I want to retain my Weaviate data even If I restart my docker container

Hi!
I am using weaviate via docker container
Here is my docker code

netnanny-weaviate:
    container_name: netnanny-weaviate
    image: semitechnologies/weaviate:latest
    ports:
      - "8080:8080"
      - "50051:50051"
    environment:
      QUERY_DEFAULTS_LIMIT: '10'
      AUTHENTICATION_ANONYMOUS_ACCESS_ENABLED: 'true'
      PERSISTENCE_DATA_PATH: /var/lib/weaviate
    volumes:
      - ./weaviate_data:/var/lib/weaviate
    networks:
      - netnanny 

If I keep

 PERSISTENCE_DATA_PATH: './data'

and

volumes:
      - weaviate_data:/var/lib/weaviate

I am losing data stored in “weaviate_data” folder If I restart my docker container.

And If I keep

PERSISTENCE_DATA_PATH: '/var/lib/weaviate'

And

volumes:
      - weaviate_data:/var/lib/weaviate

I am getting this error

{“build_git_commit”:“258edad”,“build_go_version”:“go1.22.11”,“build_image_tag”:“1.25.30”,“build_wv_version”:“1.25.30”,“level”:“info”,“msg”:“attempting to join”,“remoteNodes”:[“172.27.0.2:8300”],“time”:“2025-02-20T07:02:09Z”}
{“build_git_commit”:“258edad”,“build_go_version”:“go1.22.11”,“build_image_tag”:“1.25.30”,“build_wv_version”:“1.25.30”,“level”:“info”,“msg”:“attempted to join and failed”,“remoteNode”:“172.27.0.2:8300”,“status”:8,“time”:“2025-02-20T07:02:09Z”} .
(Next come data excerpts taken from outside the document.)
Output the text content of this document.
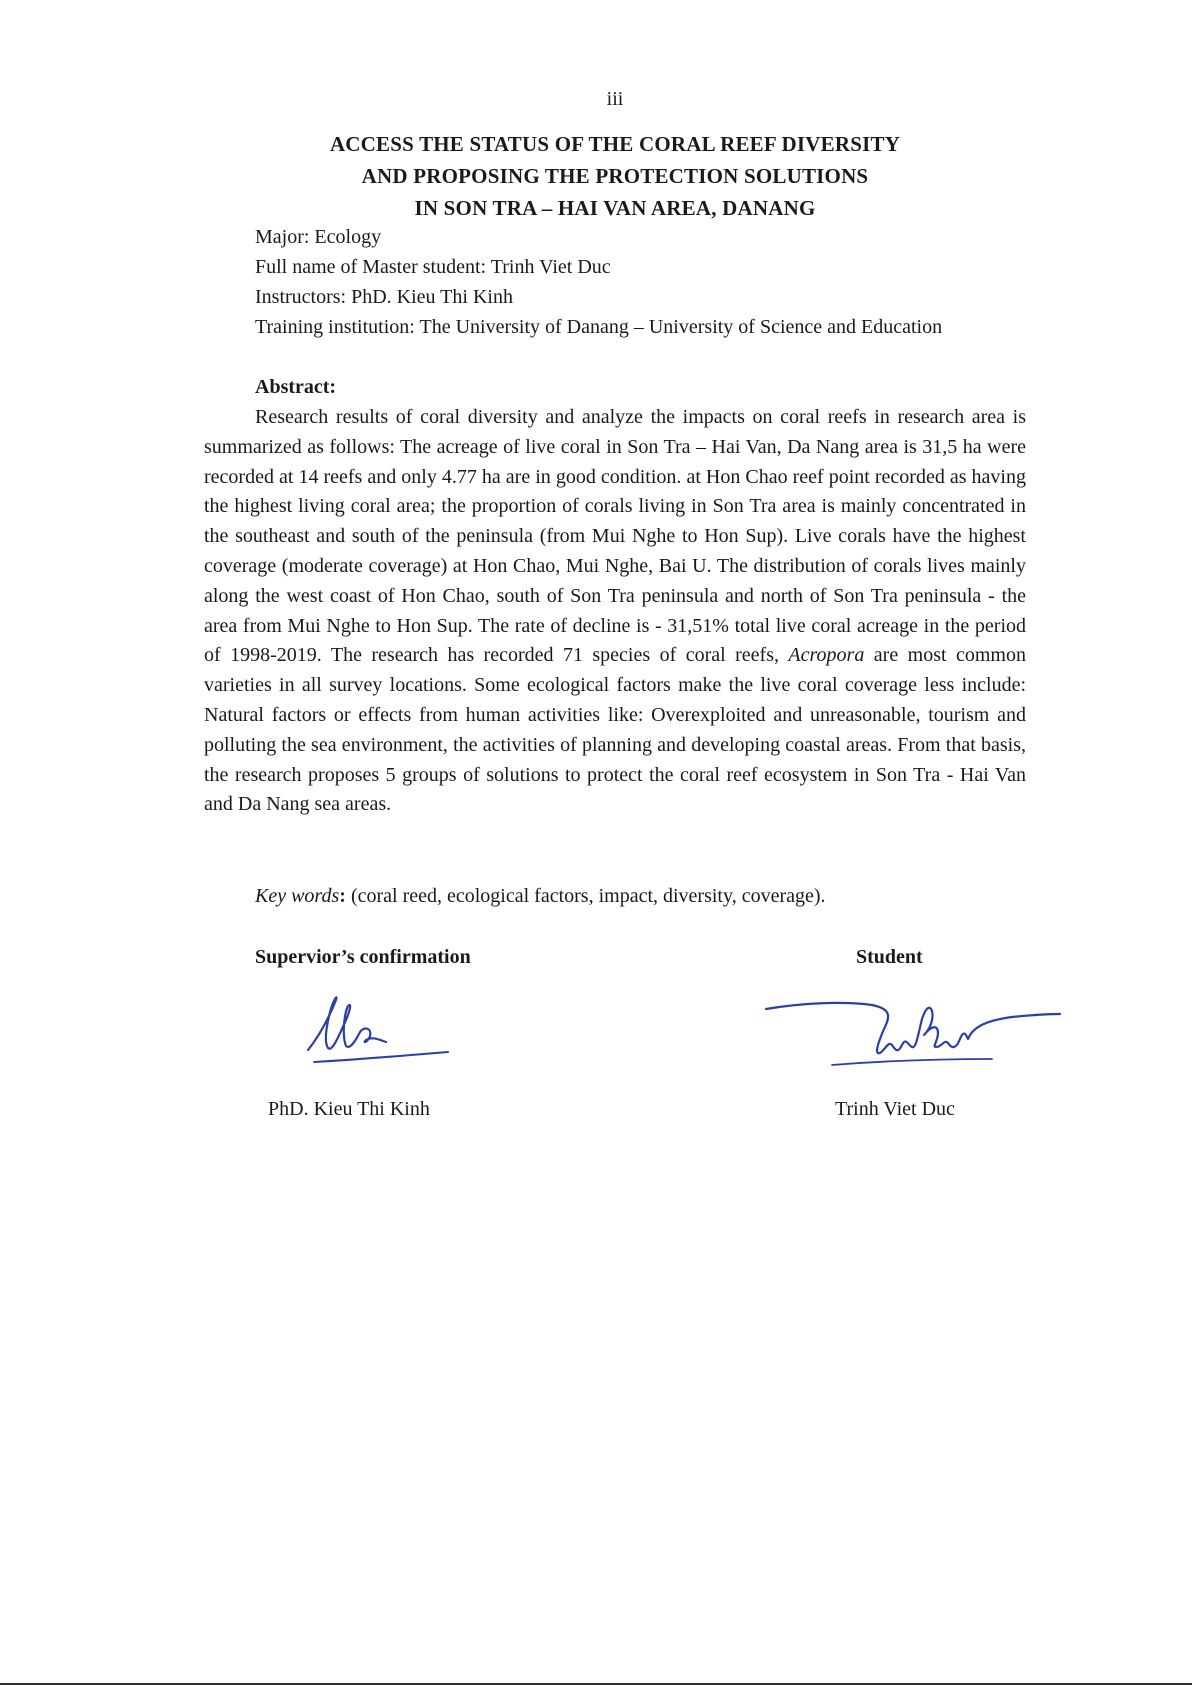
iii
ACCESS THE STATUS OF THE CORAL REEF DIVERSITY
AND PROPOSING THE PROTECTION SOLUTIONS
IN SON TRA – HAI VAN AREA, DANANG
Major: Ecology
Full name of Master student: Trinh Viet Duc
Instructors: PhD. Kieu Thi Kinh
Training institution: The University of Danang – University of Science and Education
Abstract:
Research results of coral diversity and analyze the impacts on coral reefs in research area is summarized as follows: The acreage of live coral in Son Tra – Hai Van, Da Nang area is 31,5 ha were recorded at 14 reefs and only 4.77 ha are in good condition. at Hon Chao reef point recorded as having the highest living coral area; the proportion of corals living in Son Tra area is mainly concentrated in the southeast and south of the peninsula (from Mui Nghe to Hon Sup). Live corals have the highest coverage (moderate coverage) at Hon Chao, Mui Nghe, Bai U. The distribution of corals lives mainly along the west coast of Hon Chao, south of Son Tra peninsula and north of Son Tra peninsula - the area from Mui Nghe to Hon Sup. The rate of decline is - 31,51% total live coral acreage in the period of 1998-2019. The research has recorded 71 species of coral reefs, Acropora are most common varieties in all survey locations. Some ecological factors make the live coral coverage less include: Natural factors or effects from human activities like: Overexploited and unreasonable, tourism and polluting the sea environment, the activities of planning and developing coastal areas. From that basis, the research proposes 5 groups of solutions to protect the coral reef ecosystem in Son Tra - Hai Van and Da Nang sea areas.
Key words: (coral reed, ecological factors, impact, diversity, coverage).
Supervior’s confirmation	Student
PhD. Kieu Thi Kinh	Trinh Viet Duc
Could you please let me know what I am doing wrong here. My only aim is I don’t want to lose the data If I restart my docker container.
Thank you

hi @Jotheraj_kori !!

Welcome to our community :hugs:

PERSISTENCE_DATA_PATH will tell Weaviate where the data will be stored.

As you are running Docker, you need to make sure that this folder will be mounted as volume.

this docker compose:

services:
  netnanny-weaviate:
      container_name: netnanny-weaviate
      image: semitechnologies/weaviate:latest
      ports:
        - "8080:8080"
        - "50051:50051"
      environment:
        QUERY_DEFAULTS_LIMIT: '10'
        AUTHENTICATION_ANONYMOUS_ACCESS_ENABLED: 'true'
        PERSISTENCE_DATA_PATH: /var/lib/weaviate
      volumes:
        - ./weaviate_data:/var/lib/weaviate

have worked for me :thinking:

Notice that Weaviate content will not be stored at a folder called weaviate_data that will be side by side with the docker compose.yaml

Let me know if that helps!

THanks!

1 Like

Hi @DudaNogueira

Thank you for response
I have modified the code as per your suggestion.
Here is my code

netnanny-weaviate:
    container_name: netnanny-weaviate
    image: semitechnologies/weaviate:latest
    ports:
      - "8080:8080"
      - "50051:50051"
    environment:
      QUERY_DEFAULTS_LIMIT: '20' 
      AUTHENTICATION_ANONYMOUS_ACCESS_ENABLED: 'true'
      PERSISTENCE_DATA_PATH: '/var/lib/weaviate'
    volumes:
      - ./weaviate_data:/var/lib/weaviate 
    networks:
      - netnanny 

But Still I am facing some issue .
when I checked the logs of container this is what I am getting “attempted to join and failed”

Thank you!

Oh! I see. That’s only an info message.

Because this cluster is a single node, you can ignore it :slight_smile:

With this docker-compose, were you able to retain the data?

Hi @DudaNogueira Sorry , I was busy with some other tasks so couldn’t reply early.
As I am getting this warning “attempted to join and failed” and at this time when I hit the API to save the data in weaviate, I am unable to do it.
I am getting below error.

And When I am not getting that warning “attempted to join and failed” and If I hit the API to save data in weaviate, It Works.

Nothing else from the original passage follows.